Desde su fundación en 1958 hasta ahora han pasado casi sesenta años, que han marcado la historia de España.
Mañana sábado ETA dará un paso más en su abandono de la escena, que en este caso consistirá en lo que ellos llaman “entrega de armas”. Más allá de que se entreguen todas, de que se sepa o no, a estas alturas, dónde están todas esas armas, o de que ese hecho tenga ya alguna importancia, el acto en sí quiere decir mucho. Generaciones enteras de españoles crecieron oyendo hablar de esa “entrega de las armas” como de un algo hipotético, casi inimaginable, un objetivo que se veía imposible.
Pero el futuro ha llegado, y no ha resultado tan imposible como parecía. Quedan atrás más de ochocientos fallecidos, miles de heridos, y una sociedad cuya fractura, que años atrás parecía imposible de cerrar, está cicatrizando deprisa.
ETA nació en dictadura. Su caldo de cultivo fue la clandestinidad y la persecución de sus ideas. Gracias a ello cosechó algunos apoyos explícitos y tibiezas generalizadas. Mientras tanto, tuvo tiempo para asesinar a un presidente de gobierno, pero, sobre todo, a guardias civiles, taxistas, conductores de autobuses o policías nacionales. Objetivos fáciles, anónimos y olvidados, para los que nunca ha llegado una auténtica reparación.
Luego ETA creció en democracia, y no aprovechó la amnistía que esta trajo para incorporarse a la vida civil y defender sus postulados desde las instituciones. Su inercia le llevó a continuar con la espiral, aprovechando la difusión creciente de que gozaban sus atentados. La salida de la cárcel de muchos de sus miembros tras la amnistía de 1977, solo sirvió para que se intensificara su actividad.

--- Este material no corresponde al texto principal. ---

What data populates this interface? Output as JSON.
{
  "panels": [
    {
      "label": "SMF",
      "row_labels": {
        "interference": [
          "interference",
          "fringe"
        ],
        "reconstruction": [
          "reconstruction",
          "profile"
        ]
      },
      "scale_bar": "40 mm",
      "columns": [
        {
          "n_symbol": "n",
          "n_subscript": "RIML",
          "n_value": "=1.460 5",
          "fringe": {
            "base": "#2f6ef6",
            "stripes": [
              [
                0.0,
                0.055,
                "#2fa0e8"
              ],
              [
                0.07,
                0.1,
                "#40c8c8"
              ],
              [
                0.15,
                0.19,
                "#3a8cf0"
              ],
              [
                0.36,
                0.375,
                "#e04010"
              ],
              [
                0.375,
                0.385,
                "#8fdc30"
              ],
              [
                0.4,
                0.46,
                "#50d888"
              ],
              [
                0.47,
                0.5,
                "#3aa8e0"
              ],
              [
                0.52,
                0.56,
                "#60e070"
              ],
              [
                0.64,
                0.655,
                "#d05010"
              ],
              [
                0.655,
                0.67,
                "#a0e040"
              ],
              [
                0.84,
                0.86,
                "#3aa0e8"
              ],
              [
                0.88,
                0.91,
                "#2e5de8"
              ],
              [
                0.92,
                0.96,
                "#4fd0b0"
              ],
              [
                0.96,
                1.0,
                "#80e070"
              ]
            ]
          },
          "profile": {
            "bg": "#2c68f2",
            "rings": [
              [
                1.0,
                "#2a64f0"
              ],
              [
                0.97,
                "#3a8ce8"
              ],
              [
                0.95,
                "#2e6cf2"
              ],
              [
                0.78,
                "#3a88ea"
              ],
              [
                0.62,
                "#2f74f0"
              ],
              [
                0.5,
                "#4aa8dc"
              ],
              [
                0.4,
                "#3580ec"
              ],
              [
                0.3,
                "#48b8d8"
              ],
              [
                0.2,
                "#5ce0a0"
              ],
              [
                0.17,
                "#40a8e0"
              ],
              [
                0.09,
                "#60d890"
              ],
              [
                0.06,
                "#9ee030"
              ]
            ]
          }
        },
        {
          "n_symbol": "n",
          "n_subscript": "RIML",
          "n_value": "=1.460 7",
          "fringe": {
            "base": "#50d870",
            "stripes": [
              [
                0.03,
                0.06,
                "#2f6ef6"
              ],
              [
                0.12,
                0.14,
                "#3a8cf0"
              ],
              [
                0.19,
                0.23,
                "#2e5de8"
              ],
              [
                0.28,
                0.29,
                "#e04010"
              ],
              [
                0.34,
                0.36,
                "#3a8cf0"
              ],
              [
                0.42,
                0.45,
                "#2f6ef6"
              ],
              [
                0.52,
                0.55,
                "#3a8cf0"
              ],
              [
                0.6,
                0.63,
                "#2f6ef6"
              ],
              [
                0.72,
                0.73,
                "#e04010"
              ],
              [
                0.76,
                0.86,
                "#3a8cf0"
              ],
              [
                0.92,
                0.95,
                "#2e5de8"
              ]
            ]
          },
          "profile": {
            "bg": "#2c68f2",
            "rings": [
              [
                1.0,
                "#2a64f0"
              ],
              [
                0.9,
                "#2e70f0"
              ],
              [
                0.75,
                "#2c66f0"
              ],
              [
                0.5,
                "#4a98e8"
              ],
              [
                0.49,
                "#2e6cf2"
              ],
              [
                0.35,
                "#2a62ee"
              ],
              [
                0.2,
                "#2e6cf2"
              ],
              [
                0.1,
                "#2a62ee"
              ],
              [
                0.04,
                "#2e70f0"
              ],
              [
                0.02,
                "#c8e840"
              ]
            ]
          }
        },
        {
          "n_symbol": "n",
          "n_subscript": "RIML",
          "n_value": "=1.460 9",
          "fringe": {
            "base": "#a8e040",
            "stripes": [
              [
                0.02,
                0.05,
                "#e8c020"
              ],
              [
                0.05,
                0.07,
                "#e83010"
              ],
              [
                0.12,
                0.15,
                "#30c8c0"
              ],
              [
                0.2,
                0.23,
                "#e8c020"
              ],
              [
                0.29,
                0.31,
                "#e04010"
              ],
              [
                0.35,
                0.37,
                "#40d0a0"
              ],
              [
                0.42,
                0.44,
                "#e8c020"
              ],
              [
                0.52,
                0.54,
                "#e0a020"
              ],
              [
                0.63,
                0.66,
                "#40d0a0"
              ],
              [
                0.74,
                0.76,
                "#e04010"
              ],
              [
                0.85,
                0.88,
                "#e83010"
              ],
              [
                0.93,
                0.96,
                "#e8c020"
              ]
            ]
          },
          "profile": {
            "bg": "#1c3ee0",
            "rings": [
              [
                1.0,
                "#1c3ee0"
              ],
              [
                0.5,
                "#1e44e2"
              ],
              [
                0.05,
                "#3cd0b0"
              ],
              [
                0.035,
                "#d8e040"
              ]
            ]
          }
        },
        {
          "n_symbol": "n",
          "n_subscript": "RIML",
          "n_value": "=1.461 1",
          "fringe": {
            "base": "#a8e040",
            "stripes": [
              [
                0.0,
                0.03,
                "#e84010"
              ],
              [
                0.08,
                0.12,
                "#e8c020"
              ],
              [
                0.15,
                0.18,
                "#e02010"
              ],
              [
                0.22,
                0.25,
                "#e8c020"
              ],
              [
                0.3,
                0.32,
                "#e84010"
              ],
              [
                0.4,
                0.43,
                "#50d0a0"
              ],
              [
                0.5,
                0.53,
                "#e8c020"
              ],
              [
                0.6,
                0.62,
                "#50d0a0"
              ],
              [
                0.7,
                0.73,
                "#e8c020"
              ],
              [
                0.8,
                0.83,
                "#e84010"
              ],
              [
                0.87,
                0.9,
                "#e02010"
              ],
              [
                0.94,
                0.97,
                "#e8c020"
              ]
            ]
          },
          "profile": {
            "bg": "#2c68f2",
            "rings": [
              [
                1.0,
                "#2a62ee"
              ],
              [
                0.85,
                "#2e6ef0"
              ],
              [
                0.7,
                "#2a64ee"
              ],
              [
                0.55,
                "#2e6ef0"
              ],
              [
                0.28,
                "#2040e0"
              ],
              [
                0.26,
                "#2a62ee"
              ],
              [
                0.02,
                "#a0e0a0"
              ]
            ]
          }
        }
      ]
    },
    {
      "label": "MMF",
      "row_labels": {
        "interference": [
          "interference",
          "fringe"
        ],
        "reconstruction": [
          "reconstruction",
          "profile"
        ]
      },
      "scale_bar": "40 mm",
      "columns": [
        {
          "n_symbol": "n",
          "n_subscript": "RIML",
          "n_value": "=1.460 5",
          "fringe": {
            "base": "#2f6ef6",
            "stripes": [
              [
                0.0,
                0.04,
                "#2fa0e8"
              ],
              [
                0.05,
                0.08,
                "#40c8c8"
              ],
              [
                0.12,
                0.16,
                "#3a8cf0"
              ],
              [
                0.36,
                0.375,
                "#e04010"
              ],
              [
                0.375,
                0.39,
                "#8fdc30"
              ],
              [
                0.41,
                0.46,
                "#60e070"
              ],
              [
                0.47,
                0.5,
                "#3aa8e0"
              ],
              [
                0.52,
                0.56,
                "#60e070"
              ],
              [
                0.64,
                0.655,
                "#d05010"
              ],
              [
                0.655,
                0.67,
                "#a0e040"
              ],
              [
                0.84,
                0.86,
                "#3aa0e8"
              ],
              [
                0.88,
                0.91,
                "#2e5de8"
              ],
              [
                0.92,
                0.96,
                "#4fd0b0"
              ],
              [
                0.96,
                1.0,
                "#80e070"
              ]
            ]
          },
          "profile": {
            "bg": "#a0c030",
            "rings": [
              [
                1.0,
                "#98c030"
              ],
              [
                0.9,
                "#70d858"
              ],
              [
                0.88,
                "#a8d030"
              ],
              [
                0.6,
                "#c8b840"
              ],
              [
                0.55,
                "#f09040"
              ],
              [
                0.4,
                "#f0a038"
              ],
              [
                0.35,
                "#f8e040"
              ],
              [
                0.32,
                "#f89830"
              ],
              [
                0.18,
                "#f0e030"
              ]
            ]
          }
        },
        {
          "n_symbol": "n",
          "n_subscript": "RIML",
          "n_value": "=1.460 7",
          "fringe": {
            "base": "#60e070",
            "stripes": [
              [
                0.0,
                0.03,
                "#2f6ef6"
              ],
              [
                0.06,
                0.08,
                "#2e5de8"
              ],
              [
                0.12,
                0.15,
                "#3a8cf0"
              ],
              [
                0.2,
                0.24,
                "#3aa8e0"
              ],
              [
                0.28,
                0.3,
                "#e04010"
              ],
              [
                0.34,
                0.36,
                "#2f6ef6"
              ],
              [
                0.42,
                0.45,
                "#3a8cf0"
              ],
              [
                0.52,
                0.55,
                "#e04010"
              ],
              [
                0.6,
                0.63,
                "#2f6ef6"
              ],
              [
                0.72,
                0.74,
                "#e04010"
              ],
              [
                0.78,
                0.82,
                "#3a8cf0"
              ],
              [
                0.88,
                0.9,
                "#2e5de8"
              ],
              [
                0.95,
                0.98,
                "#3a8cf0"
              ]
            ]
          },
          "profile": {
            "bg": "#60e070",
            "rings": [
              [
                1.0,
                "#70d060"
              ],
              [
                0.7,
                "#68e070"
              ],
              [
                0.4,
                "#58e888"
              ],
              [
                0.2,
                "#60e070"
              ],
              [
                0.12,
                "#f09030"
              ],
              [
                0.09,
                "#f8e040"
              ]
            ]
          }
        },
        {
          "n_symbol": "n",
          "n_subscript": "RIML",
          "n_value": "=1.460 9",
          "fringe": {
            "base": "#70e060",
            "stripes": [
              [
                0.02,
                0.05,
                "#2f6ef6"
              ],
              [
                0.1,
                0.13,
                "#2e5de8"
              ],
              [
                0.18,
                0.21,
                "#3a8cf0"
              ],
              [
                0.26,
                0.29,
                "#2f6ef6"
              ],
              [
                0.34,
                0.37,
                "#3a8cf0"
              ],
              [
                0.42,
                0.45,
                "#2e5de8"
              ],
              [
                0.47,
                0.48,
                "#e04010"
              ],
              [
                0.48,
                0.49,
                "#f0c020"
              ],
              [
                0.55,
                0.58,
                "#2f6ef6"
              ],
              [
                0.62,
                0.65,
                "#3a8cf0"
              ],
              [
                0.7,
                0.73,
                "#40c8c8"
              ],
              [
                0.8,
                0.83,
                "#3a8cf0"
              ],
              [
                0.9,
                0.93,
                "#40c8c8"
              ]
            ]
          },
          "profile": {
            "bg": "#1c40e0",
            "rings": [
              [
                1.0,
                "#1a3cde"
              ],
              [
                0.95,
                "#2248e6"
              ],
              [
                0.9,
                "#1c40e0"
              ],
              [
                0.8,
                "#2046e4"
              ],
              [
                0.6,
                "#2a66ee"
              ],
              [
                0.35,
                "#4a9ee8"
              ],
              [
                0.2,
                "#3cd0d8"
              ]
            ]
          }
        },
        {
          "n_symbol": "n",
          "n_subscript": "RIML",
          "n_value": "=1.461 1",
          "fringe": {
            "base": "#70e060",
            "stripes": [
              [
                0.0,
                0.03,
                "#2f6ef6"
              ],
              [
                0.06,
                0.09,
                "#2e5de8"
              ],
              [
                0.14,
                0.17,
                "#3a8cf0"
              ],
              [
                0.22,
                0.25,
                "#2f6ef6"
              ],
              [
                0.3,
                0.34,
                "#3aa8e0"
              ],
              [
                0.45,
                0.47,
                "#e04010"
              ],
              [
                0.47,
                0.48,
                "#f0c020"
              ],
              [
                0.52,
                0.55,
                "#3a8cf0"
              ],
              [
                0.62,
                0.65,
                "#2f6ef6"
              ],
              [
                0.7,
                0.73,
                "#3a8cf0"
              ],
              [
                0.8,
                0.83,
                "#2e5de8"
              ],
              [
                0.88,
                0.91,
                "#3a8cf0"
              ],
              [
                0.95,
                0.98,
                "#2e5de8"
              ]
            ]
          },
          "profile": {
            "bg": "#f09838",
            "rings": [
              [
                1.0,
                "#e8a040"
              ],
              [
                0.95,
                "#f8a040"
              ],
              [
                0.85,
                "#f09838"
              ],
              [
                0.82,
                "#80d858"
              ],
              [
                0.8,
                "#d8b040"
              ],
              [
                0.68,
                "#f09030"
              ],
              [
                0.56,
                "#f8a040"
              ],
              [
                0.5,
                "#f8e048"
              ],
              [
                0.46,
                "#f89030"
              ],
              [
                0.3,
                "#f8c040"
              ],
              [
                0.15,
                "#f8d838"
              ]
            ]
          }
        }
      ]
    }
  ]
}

A continuación la sociedad padeció casi en silencio, durante los años 80 y 90, toda la brutalidad de la banda, que pasó por aquellos años en medio de divisiones (primero) y radicalizaciones (después). La respuesta social fue tímida, mientras que los gobiernos reaccionaban desde la incapacidad (la mayoría) o la ilegalidad ( organizando acciones terroristas paralelas – y chapuceras- como las de los GAL).
Durante aquellos años, ETA continuó matando, y su búsqueda de mayor impacto social trajo escenas inolvidables y durísimas.
El asesinato de Miguel Ángel Blanco marcó un antes y un después en la percepción social de la organización terrorista. ETA había cometido atentados mucho más salvajes, más brutales y más indiscriminados, pero el ensañamiento y la insensibilidad que demostró con un joven concejal secuestrado, abrió por primera vez de manera rotunda una brecha en la sociedad vasca. La condena en voz baja o con sordina, se convirtió de pronto, desde aquel día, en un grito casi unánime.
A pesar de que ETA siguió asesinando durante muchos años más, realmente desde aquel día de verano de 1997 en que decidió asesinar a Miguel Ángel ya solo le quedaba un camino: la disolución. Su gran activo, que siempre había sido una pequeña pero relevante parte de la sociedad vasca, había desaparecido de pronto.
Todo lo ocurrido después nos ha llevado hasta aquí. Los gestos cosméticos, propagandísticos, los grandes comunicados que se suceden en los últimos tiempos, solo tienen una finalidad, encubrir el hecho de que solo quedan dos cosas por solventar: una auténtica reparación para las víctimas, y una salida personal para los pocos presos que le van quedando en las cárceles.
Para las nuevas generaciones todo esto son cosas del pasado. No saben la suerte que tienen.